WATS Line 54 - ingve
http://blog.cleancoder.com/uncle-bob/2015/10/05/WattsLine54.html
======
yaur
This works well when your users are technical. On a IPTV project I worked on
the support process for our customers' network engineers was to call my
cellphone. On a CCTV project where some users barley knew how to use a
computer and one (not uncommon) problem was that user stopped paying the bill
it didn't make sense to spend development time on 99% of support calls.

IMO the trend towards insulating developers is more of a reflection on how
"mass market" technology is now compared to in decades passed than anything
else.

------
Zikes
> There are whole groups of people who serve to insulate developers from the
> real world. Customer Service. Q/A. Devops. You name it. And why do these
> groups exist?
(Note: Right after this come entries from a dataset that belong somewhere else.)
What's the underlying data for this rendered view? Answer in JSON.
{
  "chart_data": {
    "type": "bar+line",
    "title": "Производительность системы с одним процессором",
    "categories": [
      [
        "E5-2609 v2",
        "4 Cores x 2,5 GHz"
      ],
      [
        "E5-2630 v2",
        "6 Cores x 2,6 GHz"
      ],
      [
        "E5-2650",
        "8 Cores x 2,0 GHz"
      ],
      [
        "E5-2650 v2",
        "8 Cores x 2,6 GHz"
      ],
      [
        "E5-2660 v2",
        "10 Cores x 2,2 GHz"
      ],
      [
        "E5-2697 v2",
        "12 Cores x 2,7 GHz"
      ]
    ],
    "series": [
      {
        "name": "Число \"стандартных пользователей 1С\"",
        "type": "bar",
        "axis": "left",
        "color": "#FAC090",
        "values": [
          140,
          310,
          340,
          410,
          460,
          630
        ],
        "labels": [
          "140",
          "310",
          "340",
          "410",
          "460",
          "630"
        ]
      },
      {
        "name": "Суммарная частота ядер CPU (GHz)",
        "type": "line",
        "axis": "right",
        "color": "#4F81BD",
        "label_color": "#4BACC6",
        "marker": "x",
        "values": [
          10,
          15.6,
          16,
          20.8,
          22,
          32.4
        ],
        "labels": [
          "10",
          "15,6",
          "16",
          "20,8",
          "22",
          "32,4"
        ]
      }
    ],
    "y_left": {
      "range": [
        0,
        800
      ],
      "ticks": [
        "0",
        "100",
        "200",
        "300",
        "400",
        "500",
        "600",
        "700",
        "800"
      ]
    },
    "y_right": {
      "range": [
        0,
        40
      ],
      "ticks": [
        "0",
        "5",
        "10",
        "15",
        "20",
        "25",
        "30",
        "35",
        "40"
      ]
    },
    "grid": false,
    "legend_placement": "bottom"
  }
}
They exist because each of these are areas where software
> developers have failed so badly at that companies have had to defend
> themselves by creating whole new departments and management structures.

What do you suppose would happen if there were an 800 number that every
Microsoft customer could call to get a direct line to their Windows or Office
dev teams.

------
draw_down
This is good. But you can't really think about issues of responsibility and
ownership without looking at the structure of the organization itself, and the
market it exists in. The world does not begin and end with the engineering
staff and their personal levels of responsibility.